Clark Montessori High School is nationally recognized for academic excellence and is a place where students and teachers work in communities to lead students in developing intellectual skills while learning to influence society in meaningful ways. Clark is the nation’s first public Montessori high school.
Focusing on the triangle of Montessori education — students, teachers, parents — Clark works to form a strong community of adults and teenagers who respect each other.
Clark Montessori allows students enrolled in Montessori elementary schools to continue their Montessori education through 12th grade. Maria Montessori’s vision for the adolescent included learning from the real world, achieving "valorization" of the person and contributing to the betterment of society.
In the classroom, the Montessori teaching method engages students in their learning by fostering their natural curiosity about the world and by providing an environment that guides their natural drive to learn.
- Staff and students train in mindfulness, restorative practices and peer mediation to influence core values of peace, respect, learning, hard work and community.
- Classrooms are organized into multigrade learning communities.
- Students, parents and teachers sign agreements requiring a commitment to the Montessori values of learning, community involvement, and respect for others.
- Clark's endorsed high school diploma includes several requirements:
- Earning additional math, science and social studies credits through senior year
- Completing 200 hours of community service throughout high school (plus 36 hours per year in grades 7-8)
- Completing all field studies (8 in high school)

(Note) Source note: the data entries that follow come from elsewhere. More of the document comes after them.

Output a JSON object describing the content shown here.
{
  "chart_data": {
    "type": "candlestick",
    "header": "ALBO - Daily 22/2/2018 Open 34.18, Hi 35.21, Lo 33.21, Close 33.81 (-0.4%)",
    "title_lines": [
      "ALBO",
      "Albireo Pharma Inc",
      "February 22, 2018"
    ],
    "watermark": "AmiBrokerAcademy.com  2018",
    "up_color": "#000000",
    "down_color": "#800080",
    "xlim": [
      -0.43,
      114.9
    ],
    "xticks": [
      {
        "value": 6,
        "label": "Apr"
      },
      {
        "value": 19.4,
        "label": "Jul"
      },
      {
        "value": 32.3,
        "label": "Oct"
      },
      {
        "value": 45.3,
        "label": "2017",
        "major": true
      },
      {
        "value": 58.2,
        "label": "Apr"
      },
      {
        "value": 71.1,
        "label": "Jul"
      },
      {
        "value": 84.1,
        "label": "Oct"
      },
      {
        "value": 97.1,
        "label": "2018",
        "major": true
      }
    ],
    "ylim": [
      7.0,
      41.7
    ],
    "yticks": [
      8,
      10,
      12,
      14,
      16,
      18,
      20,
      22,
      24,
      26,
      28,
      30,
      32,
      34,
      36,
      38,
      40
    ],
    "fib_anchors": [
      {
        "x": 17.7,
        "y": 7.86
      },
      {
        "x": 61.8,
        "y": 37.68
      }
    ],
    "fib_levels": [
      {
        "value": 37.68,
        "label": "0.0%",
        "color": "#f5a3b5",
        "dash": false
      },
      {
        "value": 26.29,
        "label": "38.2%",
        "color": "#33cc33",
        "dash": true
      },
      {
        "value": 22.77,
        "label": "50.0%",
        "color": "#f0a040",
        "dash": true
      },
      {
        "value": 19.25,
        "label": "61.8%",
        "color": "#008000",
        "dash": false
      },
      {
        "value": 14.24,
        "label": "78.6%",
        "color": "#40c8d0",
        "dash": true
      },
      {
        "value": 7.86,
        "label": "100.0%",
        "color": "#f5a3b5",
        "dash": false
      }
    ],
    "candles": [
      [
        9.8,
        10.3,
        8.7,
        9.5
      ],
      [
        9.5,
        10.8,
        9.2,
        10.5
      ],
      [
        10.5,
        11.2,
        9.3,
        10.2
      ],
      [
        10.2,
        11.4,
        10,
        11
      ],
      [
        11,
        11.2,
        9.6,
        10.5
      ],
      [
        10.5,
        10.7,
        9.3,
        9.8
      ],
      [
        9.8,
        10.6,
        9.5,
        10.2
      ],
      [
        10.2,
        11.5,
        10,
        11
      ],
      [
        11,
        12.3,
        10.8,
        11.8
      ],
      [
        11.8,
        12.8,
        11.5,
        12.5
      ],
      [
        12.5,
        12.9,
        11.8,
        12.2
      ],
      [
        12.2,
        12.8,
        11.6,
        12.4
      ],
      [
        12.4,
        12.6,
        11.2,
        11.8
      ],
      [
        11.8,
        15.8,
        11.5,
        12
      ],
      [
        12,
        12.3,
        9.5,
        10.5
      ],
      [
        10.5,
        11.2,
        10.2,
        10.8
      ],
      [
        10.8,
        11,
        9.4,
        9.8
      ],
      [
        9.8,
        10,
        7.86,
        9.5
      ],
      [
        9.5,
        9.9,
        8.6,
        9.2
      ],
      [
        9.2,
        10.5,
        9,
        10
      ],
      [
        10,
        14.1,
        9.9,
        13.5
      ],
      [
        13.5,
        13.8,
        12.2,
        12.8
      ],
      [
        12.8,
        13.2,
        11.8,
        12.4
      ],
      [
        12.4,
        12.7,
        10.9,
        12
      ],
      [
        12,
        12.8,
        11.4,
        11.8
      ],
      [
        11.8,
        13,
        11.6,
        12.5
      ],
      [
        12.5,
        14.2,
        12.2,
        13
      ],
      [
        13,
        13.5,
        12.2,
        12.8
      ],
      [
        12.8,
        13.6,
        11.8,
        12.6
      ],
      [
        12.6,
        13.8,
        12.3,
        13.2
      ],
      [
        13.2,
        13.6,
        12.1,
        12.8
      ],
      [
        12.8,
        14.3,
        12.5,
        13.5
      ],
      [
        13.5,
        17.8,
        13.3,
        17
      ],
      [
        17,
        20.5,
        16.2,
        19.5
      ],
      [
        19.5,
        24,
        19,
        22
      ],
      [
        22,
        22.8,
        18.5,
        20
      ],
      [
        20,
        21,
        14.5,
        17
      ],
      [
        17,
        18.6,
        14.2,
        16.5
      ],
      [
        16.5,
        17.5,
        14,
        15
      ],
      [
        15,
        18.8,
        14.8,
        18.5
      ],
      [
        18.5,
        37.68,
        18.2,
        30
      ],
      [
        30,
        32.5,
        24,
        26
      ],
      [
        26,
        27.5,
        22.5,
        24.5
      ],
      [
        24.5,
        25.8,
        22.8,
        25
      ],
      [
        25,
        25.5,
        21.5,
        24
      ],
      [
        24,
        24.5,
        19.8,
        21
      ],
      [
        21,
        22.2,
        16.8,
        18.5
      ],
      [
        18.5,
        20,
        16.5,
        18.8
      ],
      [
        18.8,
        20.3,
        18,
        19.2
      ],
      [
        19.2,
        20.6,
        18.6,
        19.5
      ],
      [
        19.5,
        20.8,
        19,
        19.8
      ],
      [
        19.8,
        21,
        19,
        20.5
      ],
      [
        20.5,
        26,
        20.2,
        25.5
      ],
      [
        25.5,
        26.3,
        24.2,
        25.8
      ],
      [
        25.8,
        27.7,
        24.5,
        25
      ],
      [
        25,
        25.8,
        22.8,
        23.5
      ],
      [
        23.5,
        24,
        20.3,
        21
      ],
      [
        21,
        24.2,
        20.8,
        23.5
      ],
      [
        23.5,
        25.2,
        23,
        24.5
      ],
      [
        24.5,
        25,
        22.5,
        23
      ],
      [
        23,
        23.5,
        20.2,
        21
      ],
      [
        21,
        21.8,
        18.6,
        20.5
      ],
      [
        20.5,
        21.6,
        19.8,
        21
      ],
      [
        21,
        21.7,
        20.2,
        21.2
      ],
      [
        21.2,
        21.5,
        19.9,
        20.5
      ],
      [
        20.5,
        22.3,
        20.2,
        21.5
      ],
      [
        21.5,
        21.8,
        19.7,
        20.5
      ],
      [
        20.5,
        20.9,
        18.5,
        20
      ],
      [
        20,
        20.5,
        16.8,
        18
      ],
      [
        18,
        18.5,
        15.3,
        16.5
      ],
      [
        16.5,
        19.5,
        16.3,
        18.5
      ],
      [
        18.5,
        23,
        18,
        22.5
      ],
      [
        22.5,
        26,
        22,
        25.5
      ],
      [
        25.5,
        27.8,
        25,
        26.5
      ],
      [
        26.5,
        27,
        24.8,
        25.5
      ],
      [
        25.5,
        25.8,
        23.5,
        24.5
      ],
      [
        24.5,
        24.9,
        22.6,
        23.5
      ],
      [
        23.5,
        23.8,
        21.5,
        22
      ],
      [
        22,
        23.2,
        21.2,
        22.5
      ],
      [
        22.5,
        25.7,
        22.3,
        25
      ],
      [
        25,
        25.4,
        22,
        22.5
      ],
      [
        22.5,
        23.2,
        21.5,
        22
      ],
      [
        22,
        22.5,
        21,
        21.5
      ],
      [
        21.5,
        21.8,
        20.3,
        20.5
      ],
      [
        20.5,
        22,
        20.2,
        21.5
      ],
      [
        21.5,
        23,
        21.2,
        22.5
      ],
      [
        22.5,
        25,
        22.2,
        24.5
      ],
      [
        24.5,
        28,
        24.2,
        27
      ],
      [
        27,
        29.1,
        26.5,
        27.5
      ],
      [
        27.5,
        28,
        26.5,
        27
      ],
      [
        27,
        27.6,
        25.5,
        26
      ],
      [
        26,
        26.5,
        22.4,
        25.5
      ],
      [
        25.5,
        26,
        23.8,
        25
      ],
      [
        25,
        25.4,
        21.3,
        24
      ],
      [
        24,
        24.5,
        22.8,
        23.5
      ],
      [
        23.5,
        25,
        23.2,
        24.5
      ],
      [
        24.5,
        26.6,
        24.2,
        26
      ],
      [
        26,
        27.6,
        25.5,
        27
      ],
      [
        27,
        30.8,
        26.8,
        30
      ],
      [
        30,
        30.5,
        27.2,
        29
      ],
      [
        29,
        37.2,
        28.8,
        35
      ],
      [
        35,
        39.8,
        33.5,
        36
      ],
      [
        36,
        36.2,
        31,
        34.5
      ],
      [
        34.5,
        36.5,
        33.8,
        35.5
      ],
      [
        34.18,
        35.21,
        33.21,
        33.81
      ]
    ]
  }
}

- All seniors complete a year-long project, an in-depth study on a topic of choice. The project is phased in over the course of a year, allowing seniors to learn long-range planning skills and to connect their academic study to a hands-on project that contributes to society. Students present their final projects to the Clark community during an exhibition night prior to graduation.
- All students participate in four weeks of off-site field study each year. Students in high school continue this journey by selecting from an array of two-week intersessions that allow them to explore their passions in-depth.
- Fundraising, scholarships and work opportunities are available for families to pay for field study experiences.
- Eighth-graders travel to Andros Island, Bahamas, for a marine biology and cultural field study at a scientific field station.
- Other Intersession courses vary from year-to-year, but past offerings have included studying art in New York City, traveling to Morocco, hiking the Appalachian Trail, serving and learning from the homeless community in Cincinnati, filmmaking, local food discovery and cooking, space exploration, and others.